### Rick Thomas

University of St Andrews

Thursday 28 March 2024, 4.00pm – 5.00pm

Lecture Theatre D (Mathematical Institute)

** Word problems of groups and formal languages **

One of the classical results in group theory is the unsolvability of the word problem for finitely presented groups; this says that there are finite group presentations such that there is no algorithm to decide whether or not a word in the generators represents the identity element of the group defined by that presentation. Notwithstanding this, many groups do have solvable word problem.

Another way of looking at this problem is as follows. We choose a finite generating set *X* for our group *G* and then define the word problem to be the set of all the words in *X* that represent the identity element of *G*. This formulation allows us to consider the word problem of a group as a formal language and there has been considerable research concerning the connections between the complexity of this set of words as a formal language and the algebraic structure of the corresponding group.

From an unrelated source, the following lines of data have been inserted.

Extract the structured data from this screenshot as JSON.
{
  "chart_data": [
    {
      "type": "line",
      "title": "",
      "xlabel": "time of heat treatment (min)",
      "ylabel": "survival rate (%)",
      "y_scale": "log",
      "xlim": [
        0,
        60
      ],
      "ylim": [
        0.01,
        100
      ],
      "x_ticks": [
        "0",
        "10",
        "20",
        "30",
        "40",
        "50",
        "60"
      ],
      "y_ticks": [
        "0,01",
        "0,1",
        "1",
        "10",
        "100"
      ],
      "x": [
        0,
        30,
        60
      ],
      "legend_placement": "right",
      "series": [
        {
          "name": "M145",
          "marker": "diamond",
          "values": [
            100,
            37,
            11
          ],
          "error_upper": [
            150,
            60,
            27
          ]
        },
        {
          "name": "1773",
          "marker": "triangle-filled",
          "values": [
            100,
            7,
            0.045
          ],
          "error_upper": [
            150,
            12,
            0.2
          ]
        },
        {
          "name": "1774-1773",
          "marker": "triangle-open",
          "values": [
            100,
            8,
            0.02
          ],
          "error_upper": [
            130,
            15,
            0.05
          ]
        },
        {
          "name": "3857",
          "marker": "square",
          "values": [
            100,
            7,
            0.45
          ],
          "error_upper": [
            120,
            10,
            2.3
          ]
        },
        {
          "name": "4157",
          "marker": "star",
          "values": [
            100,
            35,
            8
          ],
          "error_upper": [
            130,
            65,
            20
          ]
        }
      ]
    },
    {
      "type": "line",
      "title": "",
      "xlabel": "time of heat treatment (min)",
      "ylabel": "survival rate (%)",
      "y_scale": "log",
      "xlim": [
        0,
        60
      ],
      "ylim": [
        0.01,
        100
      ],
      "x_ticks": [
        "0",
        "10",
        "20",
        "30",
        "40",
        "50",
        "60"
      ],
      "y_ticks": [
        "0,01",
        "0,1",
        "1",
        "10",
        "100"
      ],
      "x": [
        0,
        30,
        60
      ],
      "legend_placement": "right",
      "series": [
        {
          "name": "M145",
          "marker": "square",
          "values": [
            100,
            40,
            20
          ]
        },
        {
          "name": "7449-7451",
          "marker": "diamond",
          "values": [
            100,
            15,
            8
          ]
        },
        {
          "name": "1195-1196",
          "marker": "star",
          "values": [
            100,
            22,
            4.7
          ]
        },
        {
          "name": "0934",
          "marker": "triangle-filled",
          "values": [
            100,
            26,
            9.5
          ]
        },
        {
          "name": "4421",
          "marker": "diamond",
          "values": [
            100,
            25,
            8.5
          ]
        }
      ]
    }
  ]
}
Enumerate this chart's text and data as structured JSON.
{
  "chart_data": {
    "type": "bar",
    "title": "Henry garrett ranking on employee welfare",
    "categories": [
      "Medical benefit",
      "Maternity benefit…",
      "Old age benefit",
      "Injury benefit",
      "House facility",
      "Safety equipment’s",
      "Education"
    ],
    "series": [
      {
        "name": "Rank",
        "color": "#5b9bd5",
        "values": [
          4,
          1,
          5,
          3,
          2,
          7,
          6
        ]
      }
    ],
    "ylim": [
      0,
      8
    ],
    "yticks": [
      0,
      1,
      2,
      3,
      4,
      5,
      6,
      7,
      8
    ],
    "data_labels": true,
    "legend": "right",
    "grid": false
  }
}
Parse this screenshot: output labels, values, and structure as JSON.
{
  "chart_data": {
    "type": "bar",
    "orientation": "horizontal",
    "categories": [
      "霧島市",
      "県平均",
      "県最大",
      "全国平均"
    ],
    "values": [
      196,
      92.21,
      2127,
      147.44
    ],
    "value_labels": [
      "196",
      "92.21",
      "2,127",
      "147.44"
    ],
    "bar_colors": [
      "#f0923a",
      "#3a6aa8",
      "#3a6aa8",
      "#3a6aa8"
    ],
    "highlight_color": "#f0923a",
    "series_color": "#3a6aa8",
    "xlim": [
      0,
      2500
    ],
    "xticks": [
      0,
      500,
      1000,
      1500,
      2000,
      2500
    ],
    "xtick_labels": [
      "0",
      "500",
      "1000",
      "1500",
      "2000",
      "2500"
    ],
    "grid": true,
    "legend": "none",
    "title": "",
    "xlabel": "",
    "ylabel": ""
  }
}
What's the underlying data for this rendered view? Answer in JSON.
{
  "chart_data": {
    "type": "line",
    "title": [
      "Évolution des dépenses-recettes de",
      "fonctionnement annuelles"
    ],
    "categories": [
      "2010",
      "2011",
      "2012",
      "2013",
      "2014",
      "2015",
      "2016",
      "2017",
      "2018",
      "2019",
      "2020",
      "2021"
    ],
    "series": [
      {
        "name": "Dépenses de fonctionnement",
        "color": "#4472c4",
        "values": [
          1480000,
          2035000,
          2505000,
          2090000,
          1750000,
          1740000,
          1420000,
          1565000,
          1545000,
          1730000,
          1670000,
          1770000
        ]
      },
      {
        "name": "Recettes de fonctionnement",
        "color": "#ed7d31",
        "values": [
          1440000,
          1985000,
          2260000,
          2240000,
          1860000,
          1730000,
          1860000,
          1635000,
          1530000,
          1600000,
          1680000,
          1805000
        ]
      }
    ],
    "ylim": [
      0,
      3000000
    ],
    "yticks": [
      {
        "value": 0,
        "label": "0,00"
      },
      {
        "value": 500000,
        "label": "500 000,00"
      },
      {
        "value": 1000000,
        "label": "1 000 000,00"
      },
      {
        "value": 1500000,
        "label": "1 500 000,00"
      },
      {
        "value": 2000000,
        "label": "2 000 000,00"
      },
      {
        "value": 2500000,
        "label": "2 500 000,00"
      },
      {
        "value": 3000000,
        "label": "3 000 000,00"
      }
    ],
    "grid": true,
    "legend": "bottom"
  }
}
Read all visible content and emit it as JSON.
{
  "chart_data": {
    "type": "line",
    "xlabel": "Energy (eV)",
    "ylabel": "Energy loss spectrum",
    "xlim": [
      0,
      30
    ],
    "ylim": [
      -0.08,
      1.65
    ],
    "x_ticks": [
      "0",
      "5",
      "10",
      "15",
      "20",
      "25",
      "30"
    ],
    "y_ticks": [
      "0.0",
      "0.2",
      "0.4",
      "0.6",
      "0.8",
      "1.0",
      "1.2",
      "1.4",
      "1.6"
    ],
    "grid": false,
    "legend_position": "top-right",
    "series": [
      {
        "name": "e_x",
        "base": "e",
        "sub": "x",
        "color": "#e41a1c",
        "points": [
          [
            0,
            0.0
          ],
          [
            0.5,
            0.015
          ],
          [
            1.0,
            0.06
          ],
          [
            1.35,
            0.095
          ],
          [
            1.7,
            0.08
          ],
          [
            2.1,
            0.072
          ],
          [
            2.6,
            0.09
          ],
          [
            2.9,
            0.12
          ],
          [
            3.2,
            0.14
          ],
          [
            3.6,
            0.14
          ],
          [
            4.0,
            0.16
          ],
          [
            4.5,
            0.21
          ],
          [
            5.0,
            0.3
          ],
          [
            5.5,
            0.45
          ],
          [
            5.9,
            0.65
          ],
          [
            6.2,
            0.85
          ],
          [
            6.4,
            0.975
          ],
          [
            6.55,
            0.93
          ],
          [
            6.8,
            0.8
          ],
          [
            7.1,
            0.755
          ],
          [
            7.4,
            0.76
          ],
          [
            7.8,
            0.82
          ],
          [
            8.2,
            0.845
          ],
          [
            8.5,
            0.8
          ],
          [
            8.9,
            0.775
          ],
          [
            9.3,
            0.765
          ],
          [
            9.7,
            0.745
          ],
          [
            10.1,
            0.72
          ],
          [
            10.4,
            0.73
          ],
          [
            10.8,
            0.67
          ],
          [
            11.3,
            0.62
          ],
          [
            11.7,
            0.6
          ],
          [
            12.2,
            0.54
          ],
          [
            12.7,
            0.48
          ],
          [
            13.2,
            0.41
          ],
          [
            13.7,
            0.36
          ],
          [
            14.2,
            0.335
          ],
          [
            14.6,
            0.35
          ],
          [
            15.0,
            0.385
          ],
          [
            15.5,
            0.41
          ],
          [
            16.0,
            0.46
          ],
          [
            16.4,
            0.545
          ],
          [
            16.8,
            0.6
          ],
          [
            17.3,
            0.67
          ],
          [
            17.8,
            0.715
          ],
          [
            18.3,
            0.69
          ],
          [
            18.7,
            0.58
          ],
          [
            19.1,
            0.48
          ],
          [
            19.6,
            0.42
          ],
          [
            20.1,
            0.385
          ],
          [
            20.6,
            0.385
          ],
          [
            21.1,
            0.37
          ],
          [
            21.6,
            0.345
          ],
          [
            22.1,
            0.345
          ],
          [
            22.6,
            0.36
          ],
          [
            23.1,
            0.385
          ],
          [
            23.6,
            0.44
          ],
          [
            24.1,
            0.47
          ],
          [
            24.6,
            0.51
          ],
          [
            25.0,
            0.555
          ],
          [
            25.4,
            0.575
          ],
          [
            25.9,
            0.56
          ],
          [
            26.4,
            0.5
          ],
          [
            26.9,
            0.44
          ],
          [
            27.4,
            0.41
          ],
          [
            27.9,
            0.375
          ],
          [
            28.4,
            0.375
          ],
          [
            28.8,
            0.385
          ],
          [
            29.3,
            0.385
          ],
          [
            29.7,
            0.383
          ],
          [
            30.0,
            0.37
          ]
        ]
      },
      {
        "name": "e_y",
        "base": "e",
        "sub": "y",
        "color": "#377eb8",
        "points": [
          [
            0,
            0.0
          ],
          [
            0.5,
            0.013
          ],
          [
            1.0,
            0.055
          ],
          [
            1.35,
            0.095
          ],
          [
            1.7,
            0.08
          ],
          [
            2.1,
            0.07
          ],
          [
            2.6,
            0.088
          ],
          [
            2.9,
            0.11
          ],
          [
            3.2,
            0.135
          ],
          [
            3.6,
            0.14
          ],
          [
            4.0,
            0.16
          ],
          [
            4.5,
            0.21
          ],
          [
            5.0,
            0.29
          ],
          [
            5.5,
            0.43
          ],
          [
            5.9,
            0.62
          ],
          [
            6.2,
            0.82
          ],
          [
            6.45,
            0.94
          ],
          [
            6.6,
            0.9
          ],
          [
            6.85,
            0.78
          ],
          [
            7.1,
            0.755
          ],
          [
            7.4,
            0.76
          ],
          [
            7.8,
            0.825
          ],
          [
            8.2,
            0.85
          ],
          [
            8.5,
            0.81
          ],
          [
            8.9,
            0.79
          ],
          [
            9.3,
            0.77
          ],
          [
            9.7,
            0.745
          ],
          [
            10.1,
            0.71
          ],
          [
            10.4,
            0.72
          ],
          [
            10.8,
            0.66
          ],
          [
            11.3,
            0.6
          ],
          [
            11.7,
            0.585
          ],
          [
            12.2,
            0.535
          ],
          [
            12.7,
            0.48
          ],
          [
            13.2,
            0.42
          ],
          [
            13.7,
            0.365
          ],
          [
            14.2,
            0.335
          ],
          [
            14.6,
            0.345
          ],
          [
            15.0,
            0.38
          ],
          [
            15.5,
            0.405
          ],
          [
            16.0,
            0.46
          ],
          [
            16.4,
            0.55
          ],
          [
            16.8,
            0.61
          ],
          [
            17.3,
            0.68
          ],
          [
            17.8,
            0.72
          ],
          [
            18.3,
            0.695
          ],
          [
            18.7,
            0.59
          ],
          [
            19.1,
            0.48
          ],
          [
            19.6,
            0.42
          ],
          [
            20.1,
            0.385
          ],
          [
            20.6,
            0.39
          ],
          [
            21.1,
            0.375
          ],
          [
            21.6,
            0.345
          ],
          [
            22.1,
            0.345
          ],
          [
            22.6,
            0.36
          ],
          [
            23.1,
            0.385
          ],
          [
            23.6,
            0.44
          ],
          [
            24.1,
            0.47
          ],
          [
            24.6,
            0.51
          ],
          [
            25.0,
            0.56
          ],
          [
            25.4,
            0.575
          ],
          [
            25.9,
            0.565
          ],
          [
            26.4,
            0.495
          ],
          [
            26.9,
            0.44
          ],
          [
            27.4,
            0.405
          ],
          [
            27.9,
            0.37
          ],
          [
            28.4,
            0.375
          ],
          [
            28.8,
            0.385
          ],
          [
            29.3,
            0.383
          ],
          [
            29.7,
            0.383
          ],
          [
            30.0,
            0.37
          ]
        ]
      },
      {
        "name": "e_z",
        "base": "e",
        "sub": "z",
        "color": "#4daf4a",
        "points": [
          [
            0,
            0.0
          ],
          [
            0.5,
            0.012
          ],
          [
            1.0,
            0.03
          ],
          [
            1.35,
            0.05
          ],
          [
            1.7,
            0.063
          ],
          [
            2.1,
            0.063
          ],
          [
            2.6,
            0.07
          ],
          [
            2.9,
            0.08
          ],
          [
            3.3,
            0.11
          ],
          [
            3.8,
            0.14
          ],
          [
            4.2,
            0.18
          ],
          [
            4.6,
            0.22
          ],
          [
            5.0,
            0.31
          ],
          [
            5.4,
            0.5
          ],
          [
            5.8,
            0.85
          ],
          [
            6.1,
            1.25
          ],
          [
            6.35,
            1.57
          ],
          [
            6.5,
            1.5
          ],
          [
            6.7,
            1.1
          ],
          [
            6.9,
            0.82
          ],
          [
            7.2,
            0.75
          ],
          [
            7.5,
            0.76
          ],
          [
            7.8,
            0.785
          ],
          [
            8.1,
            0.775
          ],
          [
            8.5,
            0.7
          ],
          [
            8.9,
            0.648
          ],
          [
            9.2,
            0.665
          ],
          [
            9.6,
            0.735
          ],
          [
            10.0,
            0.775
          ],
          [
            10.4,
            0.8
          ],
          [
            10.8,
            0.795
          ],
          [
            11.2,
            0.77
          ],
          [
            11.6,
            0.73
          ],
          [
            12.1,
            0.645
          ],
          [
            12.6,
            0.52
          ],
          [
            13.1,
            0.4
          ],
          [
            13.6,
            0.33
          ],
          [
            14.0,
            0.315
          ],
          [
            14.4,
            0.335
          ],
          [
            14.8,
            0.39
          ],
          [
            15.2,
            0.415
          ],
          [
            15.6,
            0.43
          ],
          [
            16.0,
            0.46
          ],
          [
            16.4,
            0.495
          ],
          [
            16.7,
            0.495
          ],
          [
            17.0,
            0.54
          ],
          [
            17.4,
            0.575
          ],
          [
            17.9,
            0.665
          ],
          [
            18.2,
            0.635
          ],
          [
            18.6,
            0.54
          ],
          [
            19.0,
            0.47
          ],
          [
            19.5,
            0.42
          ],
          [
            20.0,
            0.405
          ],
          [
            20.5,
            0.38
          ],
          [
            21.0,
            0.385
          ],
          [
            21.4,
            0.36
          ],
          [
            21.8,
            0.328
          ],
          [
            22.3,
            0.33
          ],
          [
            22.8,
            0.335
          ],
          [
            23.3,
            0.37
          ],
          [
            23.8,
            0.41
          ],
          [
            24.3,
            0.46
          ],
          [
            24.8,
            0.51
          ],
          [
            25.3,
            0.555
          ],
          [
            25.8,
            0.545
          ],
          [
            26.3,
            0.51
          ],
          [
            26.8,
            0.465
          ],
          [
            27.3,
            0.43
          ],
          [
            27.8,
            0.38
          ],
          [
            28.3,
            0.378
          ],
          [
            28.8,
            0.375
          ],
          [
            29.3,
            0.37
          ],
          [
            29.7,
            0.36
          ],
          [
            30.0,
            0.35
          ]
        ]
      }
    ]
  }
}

Another interesting question is that of characterizing which languages are word problems, asking, in particular, what sets of conditions on languages are necessary and sufficient for that language to be a word problem of a finitely generated group. A related question is that of the decidability of such conditions for certain natural families of languages.

The purpose of this talk is to survey some of what is known in this field. We will give a brief history of some aspects of formal language theory and explore some connections with word problems of groups. We will not assume any prior knowledge of formal language theory or word problems.